1. To log in to Docker, run the following command if podman-docker is installed in the deployment host.
```
docker login <harbor-fqdn> --compat-auth-file=/root/.docker/config.json
```
2. To log in to Docker, run the following command if docker is installed in the deployment host.
```
docker login <harbor-fqdn>
```
Execute the upgradeTCSA.sh script.
```
root [ ~ ]# cd $TCSA_WORK_SPACE/tcx-deployer/scripts
root [ ~/upgrade/tcx-deployer/scripts ]# ./upgradeTCSA.sh --kubeconfig <your-kubeconfig-location> --registry-cert <harbor-registry-cert-path> --registry <harbor-registry-fqdn>/<project-name> --registry-password <harbor-registry-password> --registry-username <harbor-registry-username> --timeout <timeout in minute>
```
Note:
- After executing this command wait for a few minutes, you will be prompted to provide the keycloak password. Deployment upgrade will continue after providing the password in the console. You must enter the keycloak password in the console even if it is the default password or a custom password. The default password is vmware@1!.
- You can specify 120 minutes for the timeout value. If there is any latency in the network, you can increase this value.
- Ensure that the --registry-password is passed inside single quotation if you are passing this to the installation script through command line.
After the upgrade script exits, manually check the VMware Telco Cloud Service Assurance deployment status by running the following command from the deployment VM.
```
root [ ~/tcx-deployer/scripts ]# kubectl get tcxproduct -A
```
or
```
root [ ~/tcx-deployer/scripts ]# kubectl get apps -A
```
For all the applications, the reconciliation status must be successful.
```
[root@wdc-10-214-174-032 ~]# kubectl get tcxproduct -A
NAME                        STATUS            READY   MESSAGE                               AGE
tcsa                        updateCompleted   True    All App CRs reconciled successfully   12h
tps-tcx-platform-services   updateCompleted   True    All App CRs reconciled successfully   13h
```
Note:
- After a successful upgrade, you can launch the VMware Telco Cloud Service Assurance UI. For more information, see Accessing VMware Telco Cloud Service Assurance UI topic. Ensure that the About page in VMware Telco Cloud Service Assurance UI reflects the upgraded version of VMware Telco Cloud Service Assurance.
- If the Isitio-edge-ingressgateway pod fails with ImagePullBackOff error, then refer to the Pod fails with ImagePullBackOff error section in the VMware Telco Cloud Service Assurance Troubleshooting Guide.
After the upgrade is successful, you must execute the postUpgrade.sh script for cleaning the stale entries from the deployer host.
```
$TCSA_WORK_SPACE/tcx-deployer/scripts/postUpgrade.sh <your-kubeconfig-location>
```
After the VMware Telco Cloud Service Assurance upgrade is successful, follow the steps mentioned in the Post Upgrade topic.

What to do next

After the VMware Telco Cloud Service Assurance upgrade is successful, follow the steps mentioned in the Post Upgrade topic.

After perfoming the steps in the Post Upgrade, you must upgrade all the remote data collector managers.
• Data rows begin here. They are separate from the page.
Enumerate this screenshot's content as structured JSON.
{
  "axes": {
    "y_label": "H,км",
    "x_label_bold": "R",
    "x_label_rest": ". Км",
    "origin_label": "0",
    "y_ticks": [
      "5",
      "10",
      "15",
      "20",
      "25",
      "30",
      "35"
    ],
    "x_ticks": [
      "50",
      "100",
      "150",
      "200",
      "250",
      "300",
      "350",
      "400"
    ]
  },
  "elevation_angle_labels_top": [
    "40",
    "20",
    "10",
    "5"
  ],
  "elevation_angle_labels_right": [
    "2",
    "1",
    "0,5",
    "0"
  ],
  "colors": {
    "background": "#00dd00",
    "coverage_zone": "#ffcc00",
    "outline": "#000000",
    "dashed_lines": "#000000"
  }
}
For more information, see Upgrading Remote Collector Manager.

Note:

If you do not have a remote data collector manager then you can skip this step.
If the user wants to enable the Grafana Schedule and Export Reports post the deployment, then follow the procedure mentioned in the Optional feature : Enabling Grafana Schedule and Export Reports Feature section.
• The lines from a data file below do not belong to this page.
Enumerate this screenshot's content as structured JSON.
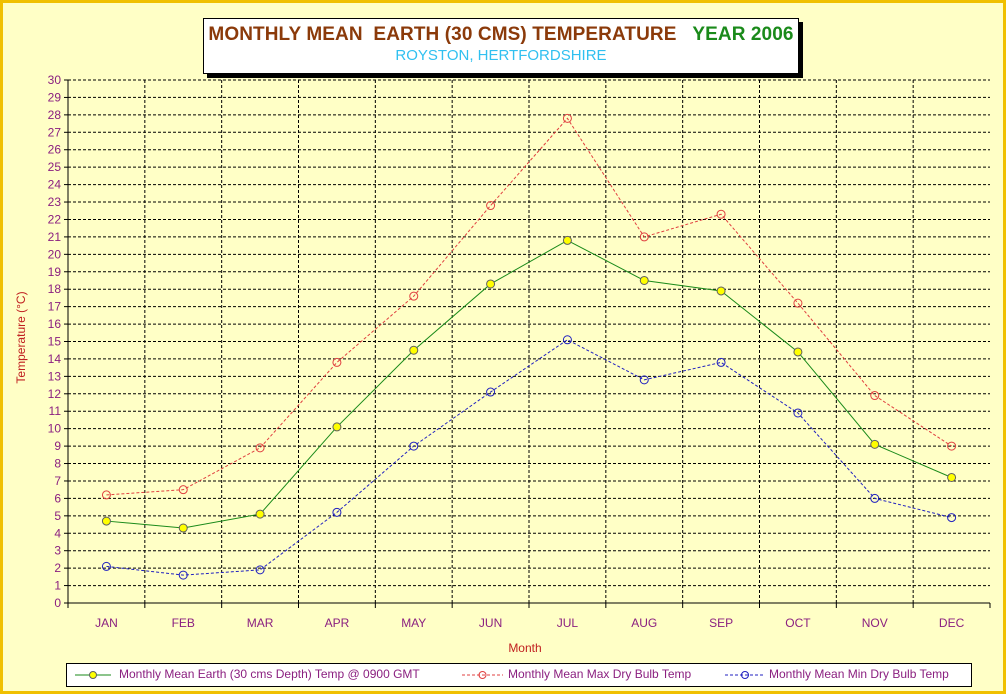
{
  "title_part1": "MONTHLY MEAN  EARTH (30 CMS) TEMPERATURE",
  "title_part2": "YEAR 2006",
  "subtitle": "ROYSTON, HERTFORDSHIRE",
  "colors": {
    "background": "#ffffc6",
    "border": "#f0c000",
    "title_primary": "#8b3a0a",
    "title_year": "#1a8a1a",
    "subtitle": "#30c0f0",
    "series_earth": "#1a8a1a",
    "series_earth_marker": "#ffff00",
    "series_max": "#e04040",
    "series_min": "#2020c0"
  },
  "chart_data": {
    "type": "line",
    "title": "MONTHLY MEAN  EARTH (30 CMS) TEMPERATURE   YEAR 2006",
    "subtitle": "ROYSTON, HERTFORDSHIRE",
    "xlabel": "Month",
    "ylabel": "Temperature (°C)",
    "ylim": [
      0,
      30
    ],
    "ytick_step": 1,
    "grid": true,
    "legend_position": "bottom",
    "categories": [
      "JAN",
      "FEB",
      "MAR",
      "APR",
      "MAY",
      "JUN",
      "JUL",
      "AUG",
      "SEP",
      "OCT",
      "NOV",
      "DEC"
    ],
    "series": [
      {
        "name": "Monthly Mean Earth (30 cms Depth) Temp @ 0900 GMT",
        "style": "solid",
        "values": [
          4.7,
          4.3,
          5.1,
          10.1,
          14.5,
          18.3,
          20.8,
          18.5,
          17.9,
          14.4,
          9.1,
          7.2
        ]
      },
      {
        "name": "Monthly Mean Max Dry Bulb Temp",
        "style": "dashed",
        "values": [
          6.2,
          6.5,
          8.9,
          13.8,
          17.6,
          22.8,
          27.8,
          21.0,
          22.3,
          17.2,
          11.9,
          9.0
        ]
      },
      {
        "name": "Monthly Mean Min Dry Bulb Temp",
        "style": "dashed",
        "values": [
          2.1,
          1.6,
          1.9,
          5.2,
          9.0,
          12.1,
          15.1,
          12.8,
          13.8,
          10.9,
          6.0,
          4.9
        ]
      }
    ]
  }
}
After perfoming the steps in the Upgrading Remote Collector Manager, you must upgrade the domain managers as mentioned in the Upgrade Domain Manager topic.
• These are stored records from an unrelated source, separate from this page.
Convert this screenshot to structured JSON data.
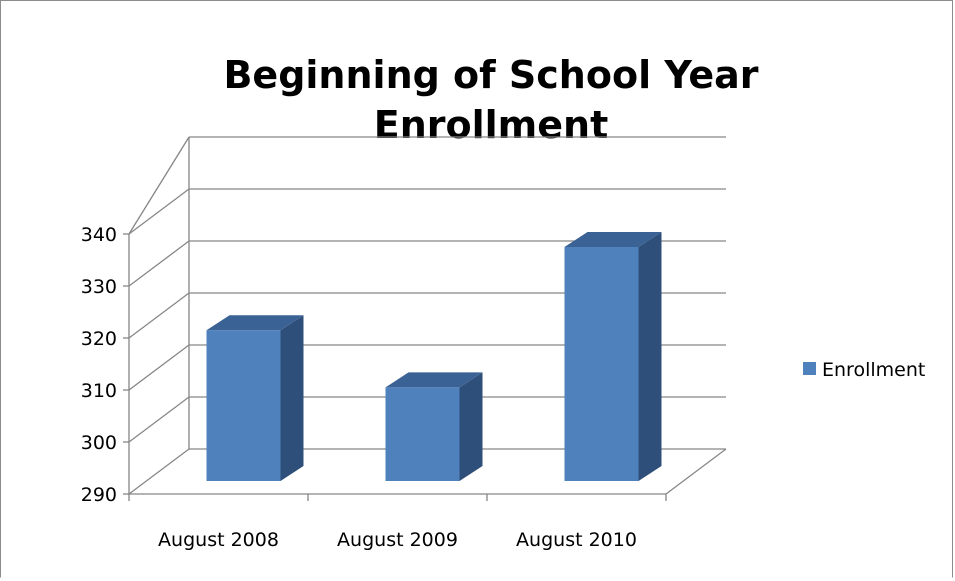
{
  "chart_data": {
    "type": "bar",
    "style": "3d-column",
    "title_lines": [
      "Beginning of School Year",
      "Enrollment"
    ],
    "categories": [
      "August 2008",
      "August 2009",
      "August 2010"
    ],
    "series": [
      {
        "name": "Enrollment",
        "values": [
          319,
          308,
          335
        ],
        "color": "#4f81bd"
      }
    ],
    "ylim": [
      290,
      340
    ],
    "yticks": [
      290,
      300,
      310,
      320,
      330,
      340
    ],
    "grid": true,
    "legend_position": "right"
  },
  "colors": {
    "bar_front": "#4f81bd",
    "bar_side": "#2f4f7b",
    "bar_top": "#3b6294",
    "grid": "#868686",
    "axis": "#868686"
  }
}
Note: If there are any SSL Handshake errors and the discovery fails in the Domain Managers while discovering VMware Aria Operations, VMware Telco Cloud Automation, Cisco ACI, VCD, and vIMS after upgrading the Domain Manager and VMware Telco Cloud Service Assurance Core then to regenerate the Kafka Edge Certificate follow the procedure given in the SSL Handshake Error Post TCSA and Domain Manager Upgrade topic given in the VMware Telco Cloud Service Assurance Troubleshooting Guide.